# Piccino - value for money at £499?



## Clifford (Dec 7, 2017)

Guys, I've been weighing up my options for a decent espresso machine for a long time and various Fracino models have been on my radar (see my thread re: the Cherub from some weeks ago). I see the Piccino on sale at the site below for £499, and my question is, is this good value for money at this price point? Is an ex-demo machine a sensible choice? I'm on friendly terms with a chap who runs a small artisan coffee place in Cardiff and he advised never to buy a second-hand coffee machine...

http://www.myespresso.co.uk/product/fracino-my-espresso-piccino-dual-brass-boiler-espresso-machine/


----------



## 4085 (Nov 23, 2012)

Clifford said:


> Guys, I've been weighing up my options for a decent espresso machine for a long time and various Fracino models have been on my radar (see my thread re: the Cherub from some weeks ago). I see the Piccino on sale at the site below for £499, and my question is, is this good value for money at this price point? Is an ex-demo machine a sensible choice? I'm on friendly terms with a chap who runs a small artisan coffee place in Cardiff and he advised never to buy a second-hand coffee machine...
> 
> http://www.myespresso.co.uk/product/fracino-my-espresso-piccino-dual-brass-boiler-espresso-machine/


You missed a bit off his quote......he should have added.....never to buy a coffee machine from myespresso, amongst others......they are box shifters, attractive price little back up.....buy it from a reputable retailer who offers warranty from themselves and not the grey market


----------



## Nopapercup (Nov 6, 2016)

Not sure why he would advise not buying a second hand coffee machine as apposed to anything else second hand. You can find some great second hand deals from members of this forum in the for sale ads but like anything there's always a risk so if you don't want the risk buy new from a reputable seller with a warranty.


----------



## icom102 (Aug 7, 2017)

Is that not a new machine? it looks different from a piccino http://www.myespresso.co.uk/product/fracino-piccino-dual-brass-boiler-espresso-machine/


----------



## ChrisKnox (Mar 9, 2018)

Hmmm yeah heard similar about myespresso. Like anything really, always worth paying more for stuff usually for the service etc. Bought my Fracino (2013) off Gumtree a few months ago for 150- had had minimal use (1-2 cups a weekend if that).

Chris


----------



## Dylan (Dec 5, 2011)

icom102 said:


> Is that not a new machine? it looks different from a piccino http://www.myespresso.co.uk/product/fracino-piccino-dual-brass-boiler-espresso-machine/


Myespresso seem to have their own version of the Piccino. No idea why it's £200 cheaper.


----------



## DavecUK (Aug 6, 2013)

I think he meant never buy a second hand coffee machine from e-bay, unless you know what your doing and can repair them.
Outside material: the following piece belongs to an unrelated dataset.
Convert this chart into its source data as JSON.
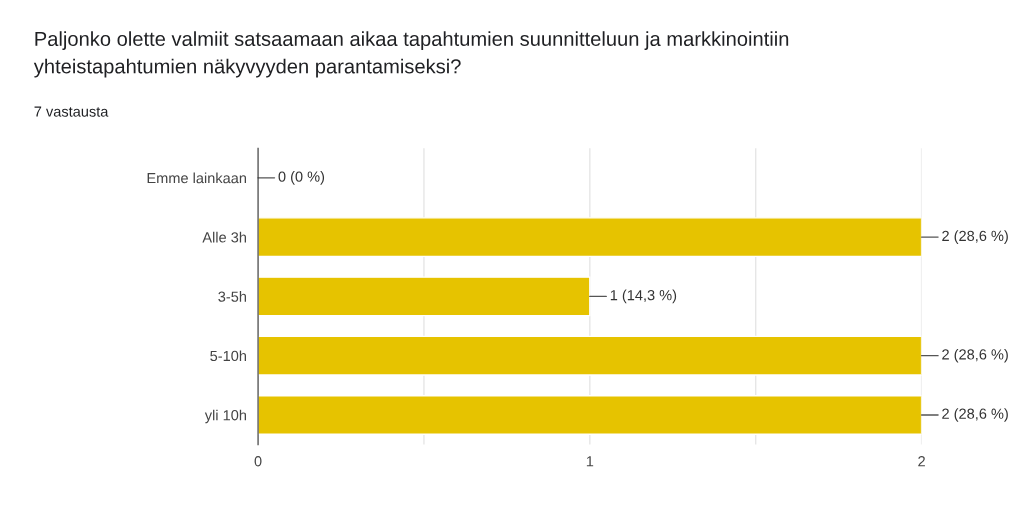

Always buy from a recommended retailer, not a box shifter.


----------



## DavecUK (Aug 6, 2013)

icom102 said:


> Is that not a new machine? it looks different from a piccino http://www.myespresso.co.uk/product/fracino-piccino-dual-brass-boiler-espresso-machine/


It is, it's one I tested...oops!


----------



## chuffer75 (Apr 11, 2018)

Not sure if to go new or second hand, really do not want to end up with some old banger ! haha


----------



## DavecUK (Aug 6, 2013)

chuffer75 said:


> Not sure if to go new or second hand, really do not want to end up with some old banger ! haha


Whatever decision you make, new or used. Take your time, there is no rush. Try and learn more to know what you really want from a machine so you can buy right and buy once....it's much cheaper that way. Or at least buy something that will be good for many years before you want to upgrade. Theres nothing worse than that "I wish I had waited and spent a little more feeling". The same holds true for the grinder.


----------